At the Kentucky State Fair

By Paul Moffett

Before beginning this review, I wish to point out that I have been a Dylan fan since first hearing "Talkin' World War III Blues" late one night in the studios of KTBB radio in Tyler, Texas. I dashed out and bought the first Dylan album I could find, which happened to be Bringing It All Back Home, whereupon I was utterly "blown away" (a phrase not in general use at the time) by "Mr. Tambourine Man."

In spite of that and in spite of my collection of Dylan's albums up to and including Street Legal, I had nonetheless never seen Bob Dylan play live! (Gasp!)

So it was with mixed emotions that my wife and I threaded our way into the vastness of Freedom Hall, surreptitiously glancing at the aging and not-so-aging hippies, beats, bikers, and bankers filing into the room and wondered if the Idol would have feet of clay. It certainly looked as though he had lost a good bit of his drawing power, as the 19,000 seat hall was nowhere near full.

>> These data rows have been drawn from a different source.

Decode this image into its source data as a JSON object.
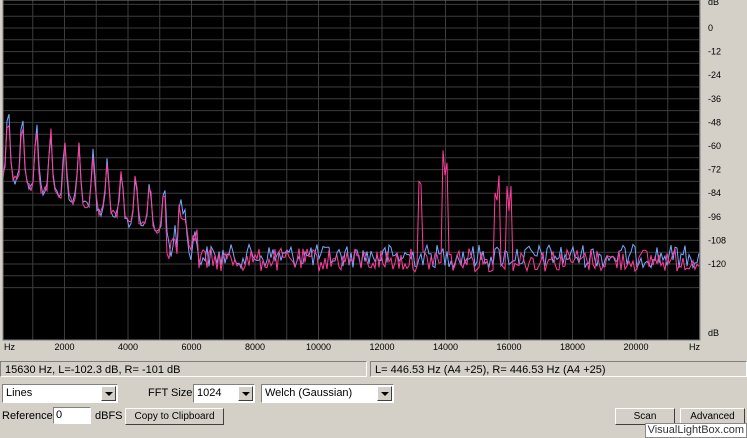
{
  "plot": {
    "db_unit": "dB",
    "db_ticks": [
      "0",
      "-12",
      "-24",
      "-36",
      "-48",
      "-60",
      "-72",
      "-84",
      "-96",
      "-108",
      "-120"
    ],
    "db_bottom_unit": "dB",
    "hz_left": "Hz",
    "hz_right": "Hz",
    "hz_ticks": [
      "2000",
      "4000",
      "6000",
      "8000",
      "10000",
      "12000",
      "14000",
      "16000",
      "18000",
      "20000"
    ],
    "colors": {
      "background": "#000000",
      "grid": "#3c3c3c",
      "left_channel": "#ff3c9c",
      "right_channel": "#78a8ff"
    }
  },
  "status": {
    "cursor_readout": "15630 Hz, L=-102.3 dB, R=  -101 dB",
    "peak_readout": "L= 446.53 Hz (A4 +25), R= 446.53 Hz (A4 +25)"
  },
  "controls": {
    "display_mode": "Lines",
    "fft_size_label": "FFT Size",
    "fft_size": "1024",
    "window": "Welch (Gaussian)",
    "reference_label": "Reference",
    "reference_value": "0",
    "dbfs_label": "dBFS",
    "copy_button": "Copy to Clipboard",
    "scan_button": "Scan",
    "advanced_button": "Advanced"
  },
  "watermark": "VisualLightBox.com"
}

The opening act did little to elevate my mood. Steve Earle, country gnat and badasp, was dull, dull, dull. Playing too loud for country and too slow for rock 'n' roll, Earle scarcely stirred the crowd, other than the fans he had attracted. When he quit and the stage lights were doused, the crowd hardly noticed.

After watching several members of the road crew climb up a swinging ladder to make adjustments in the lighting, the audience was ready when all the lights went out, then came back on a few minutes later to reveal Bob Dylan and his band, a three-piece group. Dylan was dressed in black with rhinestones on his shirt which caused him to light up whenever he stepped into the spots and disappear whenever he stepped back, as alawys, playing the role of the mystery tramp.

This band was as hot as Earle's sextet was dull. G. E. Smith, Saturday Night Live guitarist, was most impressive, pushing Dylan along and pulling some curious extended jams out of him at the end of songs. Dylan even whipped out a few old rocker moves when he was pickin'. The folks who said Bob couldn't handle a guitar may well have to revise their opinions some.

By my count, there were six tunes that were either someone else's or were later than Highway 61. All the rest were old tunes, including such early works as "The Ballad of Hollis Brown," which sounded fairly close to the original, only with drums, bass and second guitar. Some of the other tunes were not nearly so immediately indentifiable, although it was usually possible to figure out from the occasional familiar phrase what song it was.

"Like a Rolling Stone" drew the greatest crowd response, and it was in the middle of this tune that Dylan apparently couldn't resist a little dig at the aging fans in the audience; he very clearly articulated as he sang:

You say you never compromise

With the mystery tramp but now you realize

He's not selling any alibis

As you stand in the vacuum of his eyes

And say, 'Do you want to make a deal?'

The answer was apparently "Yes" as everyone sang along lustily on the next line.

The encore was topped off with "Mr. Tambourine Man," and another extended guitar break between Smith and Dylan.

As we left, as abruptly as had Dylan, hoping to get a slight head start on the departing Fairgrounds traffic, we agreed that, indeed, Dylan could still put on a fine show and even throw in a few surprises.